There are many harmful aspects of monetary inflation.  The obvious (although not to all) effect is that prices rise.  In other words, over the long term, monetary inflation leads to price inflation.

Monetary inflation is a redistribution of wealth.  It benefits debtors at the expense of creditors.  It benefits those holding hard assets (at least during the artificial boom stage).  It hurts consumers.  It tends to hurt wage earners, except those in industries who see the money first.  It hurts savers.

As taught by the Austrian Business Cycle Theory (ABCT), monetary inflation leads to a boom and bust cycle.  The loose money, and typically artificially low interest rates, leads to massive distortions.  It makes certain things appear more profitable than they really are.  It sends false signals to the marketplace, making it appear that there is more savings and capital than what really exists.

In relation to this last point, inflation misallocates resources.  It directs resources towards things that would not otherwise be done.  So while inflation redistributes wealth, it also reduces the overall wealth.  The net effect is that it makes the average person poorer, or at least worse off than he would have been without the monetary inflation.  Inflation harms productivity.

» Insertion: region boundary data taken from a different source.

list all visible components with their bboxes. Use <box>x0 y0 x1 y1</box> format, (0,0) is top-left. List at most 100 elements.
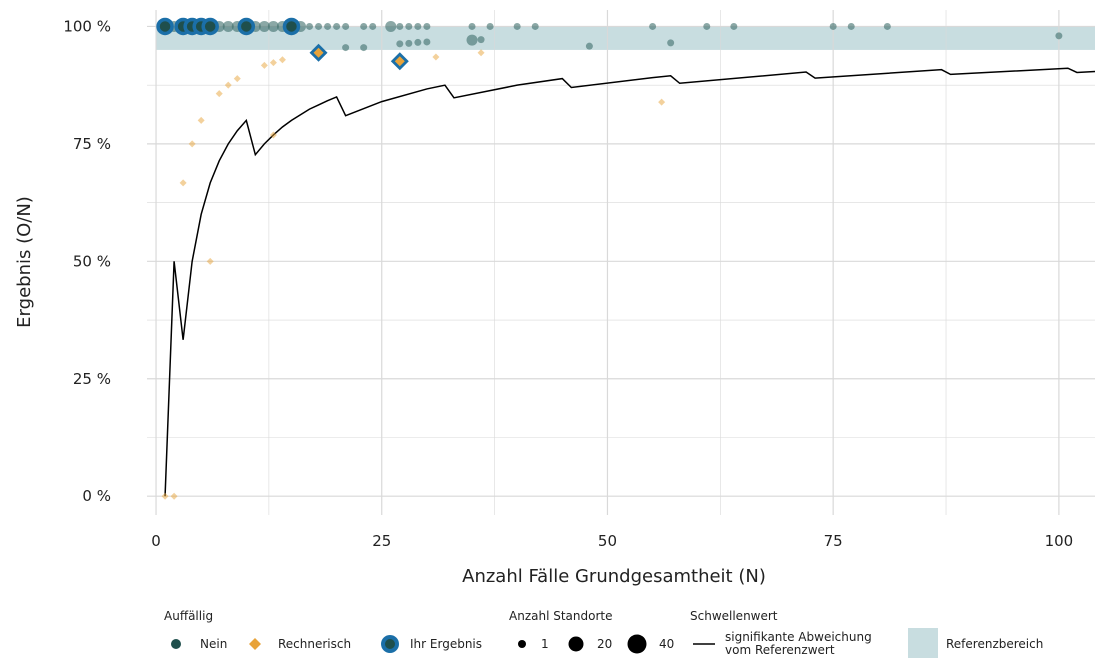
point-rechnerisch <box>197 116 205 124</box>
point-nein <box>531 22 539 30</box>
point-nein <box>414 22 422 30</box>
y-tick-label: 0 % <box>82 487 111 505</box>
point-nein <box>315 22 323 30</box>
point-nein <box>847 22 855 30</box>
point-nein <box>667 39 675 47</box>
point-nein <box>360 22 368 30</box>
point-nein <box>414 38 422 46</box>
point-rechnerisch <box>260 61 268 69</box>
point-nein <box>396 22 404 30</box>
point-nein <box>333 22 341 30</box>
y-tick-label: 25 % <box>73 370 111 388</box>
point-nein <box>703 22 711 30</box>
y-tick-layer: 0 % 25 % 50 % 75 % 100 % <box>63 17 111 505</box>
point-ihr-ergebnis <box>282 17 301 36</box>
point-ihr-ergebnis <box>201 17 219 36</box>
point-nein <box>258 20 270 32</box>
y-tick-label: 50 % <box>73 252 111 270</box>
point-nein <box>585 42 593 50</box>
legend-size-20-label: 20 <box>597 637 612 651</box>
point-rechnerisch <box>269 131 277 139</box>
point-nein <box>385 20 397 32</box>
points-layer <box>156 17 1063 500</box>
x-tick-label: 100 <box>1045 532 1074 550</box>
y-tick-label: 100 % <box>63 17 111 35</box>
threshold-line <box>164 67 1096 497</box>
reference-range-layer <box>156 26 1095 50</box>
point-rechnerisch <box>224 81 232 89</box>
point-rechnerisch <box>215 90 223 98</box>
point-nein <box>423 22 431 30</box>
point-nein <box>466 34 478 46</box>
reference-range-band <box>156 26 1095 50</box>
point-rechnerisch <box>206 257 214 265</box>
legend-label-referenzbereich: Referenzbereich <box>946 637 1043 651</box>
legend-title-standorte: Anzahl Standorte <box>509 609 612 623</box>
x-tick-label: 25 <box>372 532 391 550</box>
point-rechnerisch <box>658 98 666 106</box>
legend-label-nein: Nein <box>200 637 227 651</box>
legend-label-threshold-line1: signifikante Abweichung <box>725 630 872 644</box>
x-axis-title: Anzahl Fälle Grundgesamtheit (N) <box>462 566 766 587</box>
y-axis-title: Ergebnis (O/N) <box>14 196 35 328</box>
legend-size-1-key <box>518 640 526 648</box>
point-rechnerisch <box>278 56 286 64</box>
point-nein <box>342 22 350 30</box>
legend-size-1-label: 1 <box>541 637 549 651</box>
x-tick-label: 50 <box>598 532 617 550</box>
legend-key-rechnerisch <box>249 638 261 650</box>
grid-layer <box>147 10 1095 515</box>
threshold-layer <box>164 67 1096 497</box>
point-rechnerisch <box>179 179 187 187</box>
legend-title-schwellenwert: Schwellenwert <box>690 609 778 623</box>
legend-key-ihr-ergebnis <box>381 635 399 653</box>
point-nein <box>423 38 431 46</box>
point-nein <box>324 22 332 30</box>
point-nein <box>267 20 279 32</box>
point-nein <box>513 22 521 30</box>
point-ihr-ergebnis <box>237 17 256 36</box>
point-nein <box>829 22 837 30</box>
point-nein <box>883 22 891 30</box>
legend-label-threshold-line2: vom Referenzwert <box>725 643 835 657</box>
x-tick-label: 75 <box>824 532 843 550</box>
point-nein <box>396 40 404 48</box>
point-rechnerisch <box>233 75 241 83</box>
legend-size-40-key <box>627 634 647 654</box>
point-nein <box>405 39 413 47</box>
point-nein <box>360 44 368 52</box>
x-tick-label: 0 <box>151 532 161 550</box>
legend-key-nein <box>171 639 181 649</box>
point-nein <box>477 36 485 44</box>
x-tick-layer: 0 25 50 75 100 <box>151 532 1073 550</box>
point-nein <box>730 22 738 30</box>
point-nein <box>342 44 350 52</box>
point-nein <box>649 22 657 30</box>
point-nein <box>369 22 377 30</box>
legend: Auffällig Nein Rechnerisch Ihr Ergebnis … <box>164 609 1043 658</box>
legend-key-referenzbereich <box>908 628 938 658</box>
point-rechnerisch <box>269 59 277 67</box>
point-ihr-ergebnis <box>313 47 324 58</box>
point-nein <box>468 22 476 30</box>
point-rechnerisch <box>188 140 196 148</box>
point-nein <box>486 22 494 30</box>
legend-label-rechnerisch: Rechnerisch <box>278 637 351 651</box>
point-rechnerisch <box>432 53 440 61</box>
legend-size-40-label: 40 <box>659 637 674 651</box>
point-ihr-ergebnis <box>394 56 405 67</box>
point-nein <box>222 20 234 32</box>
point-ihr-ergebnis <box>156 17 174 36</box>
legend-label-ihr-ergebnis: Ihr Ergebnis <box>410 637 482 651</box>
legend-size-20-key <box>568 636 584 652</box>
point-rechnerisch <box>477 49 485 57</box>
point-nein <box>405 22 413 30</box>
point-nein <box>1055 32 1063 40</box>
point-rechnerisch <box>170 492 178 500</box>
legend-title-auffaellig: Auffällig <box>164 609 213 623</box>
point-nein <box>306 22 314 30</box>
point-rechnerisch <box>161 492 169 500</box>
y-tick-label: 75 % <box>73 135 111 153</box>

Inflation is also what allows the federal government to spend such massive amounts of money.  Without the Fed buying government debt, there is no way that the government could spend such vast amounts.  The marketplace probably wouldn’t buy the government debt without demanding higher interest rates.  And vastly higher taxes would be unlikely.  Therefore, without inflation from the central bank, government spending would be much lower.  Since almost all government spending is a misallocation or resources, monetary inflation enables much higher government spending.

Of course, we also wouldn’t have the massive national debt without the ability of the Fed to create new money out of thin air.  While I don’t think the overall debt is the most important thing, it correlates to the massive spending that makes our standard of living far lower than it should be.

This is important to remember, because even if you make some good financial decisions and investments, and seem to benefit from inflation, it is still making your worse off.  It is just that you will be less worse off than those who did not prepare properly and trusted their government with a monopoly over the money they use.